Łączna liczba wyświetleń

niedziela, 27 września 2020

BLAZON - ''LASA PLOAIA'' (ZIMA 2017) - Niechaj deszcz...


 Wymaże wszystko to, co złe, a krople niesione przez wiatr zmyją zaległy kurz natrętnych (jak ostatni letni owad) przykrych wspomnień, przynosząc ożywczość, nową energię i siłę do życia. Jesień to co prawda czas zawieszenia, zapadnięcia większości elementów przyrody w sen zimowy trwający aż do wiosny, ale z przedstawicielami gatunku ludzkiego bywa już różnie. Być może ta pora roku pośród całych dwunastu miesięcy w przypadku niektórych okaże się przysłowiowym ''nowym otwarciem'' na wyzwania natury zawodowej, czy też uczuciowej.

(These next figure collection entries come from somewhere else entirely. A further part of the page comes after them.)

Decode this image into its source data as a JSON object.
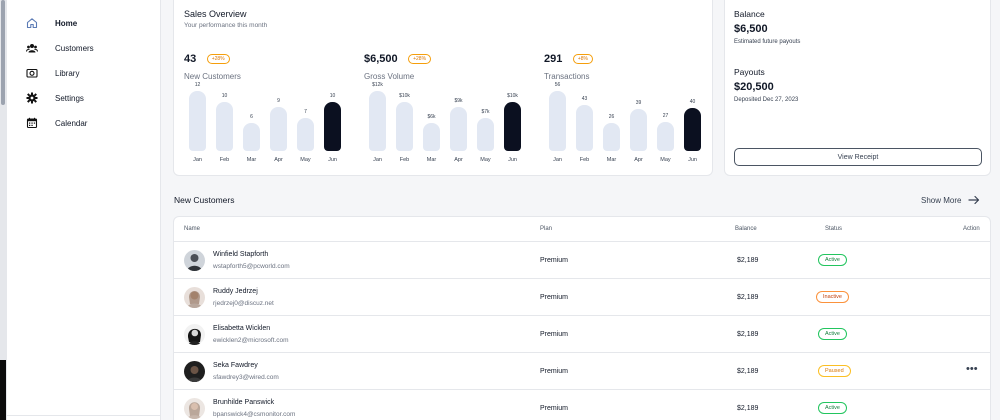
{
  "sidebar": {
    "items": [
      {
        "label": "Home",
        "icon": "home-icon",
        "active": true
      },
      {
        "label": "Customers",
        "icon": "customers-icon",
        "active": false
      },
      {
        "label": "Library",
        "icon": "library-icon",
        "active": false
      },
      {
        "label": "Settings",
        "icon": "gear-icon",
        "active": false
      },
      {
        "label": "Calendar",
        "icon": "calendar-icon",
        "active": false
      }
    ]
  },
  "overview": {
    "title": "Sales Overview",
    "subtitle": "Your performance this month",
    "metrics": [
      {
        "value": "43",
        "change": "+28%",
        "label": "New Customers"
      },
      {
        "value": "$6,500",
        "change": "+28%",
        "label": "Gross Volume"
      },
      {
        "value": "291",
        "change": "+8%",
        "label": "Transactions"
      }
    ]
  },
  "chart_data": [
    {
      "type": "bar",
      "categories": [
        "Jan",
        "Feb",
        "Mar",
        "Apr",
        "May",
        "Jun"
      ],
      "values": [
        12,
        10,
        6,
        9,
        7,
        10
      ],
      "value_labels": [
        "12",
        "10",
        "6",
        "9",
        "7",
        "10"
      ],
      "highlight_index": 5
    },
    {
      "type": "bar",
      "categories": [
        "Jan",
        "Feb",
        "Mar",
        "Apr",
        "May",
        "Jun"
      ],
      "values": [
        12000,
        10000,
        6000,
        9000,
        7000,
        10000
      ],
      "value_labels": [
        "$12k",
        "$10k",
        "$6k",
        "$9k",
        "$7k",
        "$10k"
      ],
      "highlight_index": 5
    },
    {
      "type": "bar",
      "categories": [
        "Jan",
        "Feb",
        "Mar",
        "Apr",
        "May",
        "Jun"
      ],
      "values": [
        56,
        43,
        26,
        39,
        27,
        40
      ],
      "value_labels": [
        "56",
        "43",
        "26",
        "39",
        "27",
        "40"
      ],
      "highlight_index": 5
    }
  ],
  "balance": {
    "title": "Balance",
    "amount": "$6,500",
    "sub": "Estimated future payouts",
    "payouts_title": "Payouts",
    "payouts_amount": "$20,500",
    "payouts_sub": "Deposited Dec 27, 2023",
    "receipt_button": "View Receipt"
  },
  "customers": {
    "title": "New Customers",
    "show_more": "Show More",
    "headers": {
      "name": "Name",
      "plan": "Plan",
      "balance": "Balance",
      "status": "Status",
      "action": "Action"
    },
    "rows": [
      {
        "name": "Winfield Stapforth",
        "email": "wstapforth5@pcworld.com",
        "plan": "Premium",
        "balance": "$2,189",
        "status": "Active"
      },
      {
        "name": "Ruddy Jedrzej",
        "email": "rjedrzej0@discuz.net",
        "plan": "Premium",
        "balance": "$2,189",
        "status": "Inactive"
      },
      {
        "name": "Elisabetta Wicklen",
        "email": "ewicklen2@microsoft.com",
        "plan": "Premium",
        "balance": "$2,189",
        "status": "Active"
      },
      {
        "name": "Seka Fawdrey",
        "email": "sfawdrey3@wired.com",
        "plan": "Premium",
        "balance": "$2,189",
        "status": "Paused",
        "action": "•••"
      },
      {
        "name": "Brunhilde Panswick",
        "email": "bpanswick4@csmonitor.com",
        "plan": "Premium",
        "balance": "$2,189",
        "status": "Active"
      }
    ]
  }
}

Tradycyjnie - czas pokaże co z tego będzie mieć szansę na ziszczenie... 

Blazon (właściwie Doru Mihai Pop), który u progu (na razie jeszcze nie złotej polskiej, a póki co dżdżystej, nader deszczowej jesieni) nowej pory roku traktuje w swej kompozycji o deszczu 

Jest on wieloletnim muzykiem rapującej rumuńskiej formacji Camuflaj. Od lat współtworzy ją wespół z innymi sławami tego nurtu o pseudonimach Click, czy DJ Maka. Jednak w przeciwieństwie do nich posiada silniejsze zacięcie na odkrywanie czegoś muzycznie odmiennego, wykazując inklinacje do tworzenia w gatunkach pop, dance oraz pokrewnych. Przedstawiana rzecz to jedna z najbardziej znamienitych kompozycji w jego wykonaniu. Twórca muzyczny, wokalista, producent, aranżer i autor piosenek odnalazł się tu świetnie zarówno w sferze wykonawstwa, jak i komponowania od podstaw, łącząc różne gatunki i style popularnej muzyki rozrywkowej, nie stroniąc przy tym od delikatności i ambicji zaklętej tu w sile melodii. 

sobota, 26 września 2020

BAMBI - ''LEYLA'' (CZERWIEC 2013) - Długie nici białego lata w tonie pop-dance z dwujęzycznym wykonaniem i konsoletą w tle

Siostry z Bambi (Raluca i Denisa Tanase pochodzące z Bukaresztu) w klipie, jak i samej piosence ''Leyla'' będąc szalenie rozśpiewane i roztańczone oferują równie wielkie podniesienie pozytywnego nastroju, proponując słuchającym letnią sałatkę. W niej jako muzyczne składniki nuty pochodzące z różnych bitów elektro, uwydatnione greckimi tekstami w piosence, a jachtami na ciepłych wodach i stogami świeżo skoszonego siana na łąkach w wizualizacji.

Denisa i Raluca jako bohaterki teledysku brały udział w kręceniu ujęć w lesie Afumati, nad jeziorem Snagov i na polu pszenicy. Same dziewczyny przemieszczały się na rowerach wyposażonych w duże kosze z kwiatami z przodu. By czujne i wprawne oko kamery nie dostrzegło faktu, że Panie nie korzystały z jazdy jednośladem począwszy aż od 13-tego roku życia nasze protagonistki musiały wykazać szczególną wprawę, rozwagę i opanowanie, by ukryć towarzyszący temu lekki stres. 

Jeśli chodzi o szczególne mariaże z greckimi smakami to już nie pierwsze zakorzenienie sióstr w tego typu klimatach. Wystarczy wspomnieć nośne i melodyjne ''Desculti'', czy równie udane ''Dinata''.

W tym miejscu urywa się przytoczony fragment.